After a median follow-up time of 10.5 months, Gandhi said, the patients in the combination group were 51 percent less likely to die, compared with patients in the chemo-only arm.
“For the first time, adding another drug has significantly impacted the long-term outlook for those patients,” she said.
Scientists who weren't involved in the study agreed that it was highly significant. H. Jack West, an oncologist at Swedish Medical Center in Seattle, said, “It is literally practice-changing — immediately.”
Roy Herbst, an oncologist at Yale Cancer Center said that most lung cancer patients now will be offered immunotherapy in some form much earlier than before. Still, he said, the approach was not a cure and there is a lot of room for improvement. The estimated proportion of patients in the combination therapy group who were alive and whose disease had not gotten worse at a year was about 34 percent, about double the proportion for the chemo-only group.
Last May, the Food and Drug Administration approved the Keytruda-chemo combination based on an early-stage trial. But many doctors did not adopt it because the trial was small and didn’t initially show a survival benefit, Gandhi said.
Experts said it was especially significant that the study showed that patients benefited from the Keytruda-chemo combination regardless of the levels of a protein, called PD-L1, found on their cancer cells. Researchers already had known that patients with high levels of the protein were more likely to respond to immunotherapy.
Last week, in a related development, Merck, which makes Keytruda, reported that a different trial showed that the medication prolonged survival even when used alone, compared with chemo. Experts said they will have to see more details before they can determine whether the medication is better used alone or with chemo.
In a second study published Monday, researchers used two other immunotherapy medications — Opdivo and Yervoy, both made by Bristol-Myers Squibb — to treat newly diagnosed patients with advanced non-small cell lung cancer with a high number of mutations in their tumors.
The patients experienced a significantly longer period during which their disease did not worsen, compared with people who received only chemotherapy, said Memorial Sloan Kettering Cancer Center oncologist Matthew Hellmann, who led the study.

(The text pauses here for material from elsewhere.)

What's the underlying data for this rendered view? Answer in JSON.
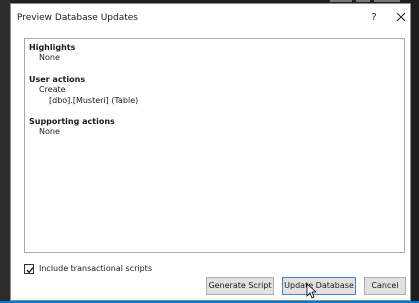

He said the results established the double-immunotherapy combination as a first-line treatment for patients with a high “tumor mutational burden,” but that it was too early to know whether the treatment leads to longer survival. And he said the trial showed that “tumor mutational burden” is a reliable way to predict who will benefit from the medications.
Another study published Monday used immunotherapy in a different way — for patients with early-stage lung cancer. Researchers at Johns Hopkins and Memorial Sloan Kettering gave patients two doses of Opdivo — the first a month before surgery, the second two weeks before the operation — to try to stimulate anti-tumor activity and reduce the risk of relapse.
Nine of the 20 patients who got Opdivo had a “major pathologic response” — a sharp reduction in the number of cancer cells found in the tumors removed by surgery.
Drew Pardoll, director of Hopkins’ Bloomberg-Kimmel Institute for Cancer Immunotherapy, said that it is too early to know whether the findings will translate into longer survival. But if future studies show that, he added, then immunotherapy might be used to augment or even replace chemo typically given before surgery.